If you attended or taught in a parochial school in the 1970s, you may recognize the words from the Open Court reading curriculum. These six words form the very first story in the very first book of the series, which we called “the blue book”. My first-grade classmates and I had been building up to reading for weeks, and at last we were ready. “Ray finds seaweed,” we proudly read aloud from the book. “He rides away.” We knew we had done something monumental, and we kept chanting the words of the story to each other for days. Yesterday we did not know how to read; today we had done it. We had accomplished the Most Important Thing in First Grade, and it was only September.

Not long afterward we had another awakening. We can write books, too?! One girl in our class, Jen, brought in a book she had written. I cannot remember the title or the details of the plot, but it was about an adorable orange marmalade kitten who got tangled up in a ball of pink yarn. (Jen was not only precocious at reading and writing; her pictures were so good that even now, over forty years later, I can still see them in my mind’s eye). The story was written on white college-ruled loose-leaf paper and held together by pink yarn poked through the holes. By the next day, the rest of us had written books and brought them in to share. Sister was kept busy reading our books aloud for quite some time! I myself wrote three books about my family–one about my sister, another about my three brothers, and the last about my parents. A misspelling in the book about my sister (“My sister wooshes my hair”) was a family joke for years.

Ray and his seaweed, Jen and her kitten–they were catalysts for the development of my inner life.

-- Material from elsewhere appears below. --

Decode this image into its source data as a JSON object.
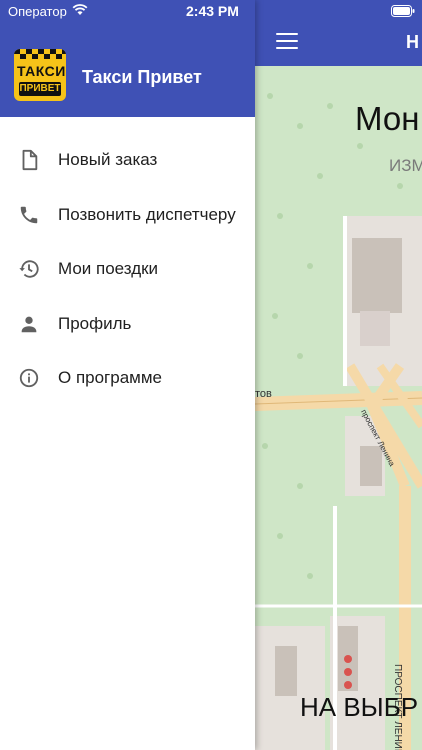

Reading about Ray prepared me to take the next step, and the next, until I could read Please, sir, may I have a bit of earth? and Reader, I married him. Following Jen’s lead, I have always written. Letters, postcards, emails, poems when the spirit moves me, columns or stories when I feel more ambitious, academic papers when I have the opportunity.

Because reading and writing have been transformative for me, I teach reading and writing to adult English Language Learners. By and large, they do not share my perspective on literacy. For them, reading (and especially writing) appears to be a barrier, not a portal. I sympathize with how they feel and have no illusions that I’m going to completely change their minds in sixteen weeks. At the start of every semester, when I tell them about myself, I always end by saying, “Above all, I love reading and writing, and I hope that by the end of the semester, you will like it more than you do now.” Mostly, I feel that I succeed. I provide students with the tools and strategies that they need to improve their reading and writing proficiency and manage their writing assignments. They may never read, Shall I compare thee to a summer’s day? or Four score and seven years ago, but they can read their textbooks. They can write their essays. They become literate enough to achieve their academic and professional goals.

That’s a great accomplishment for them, and an unending source of joy for me.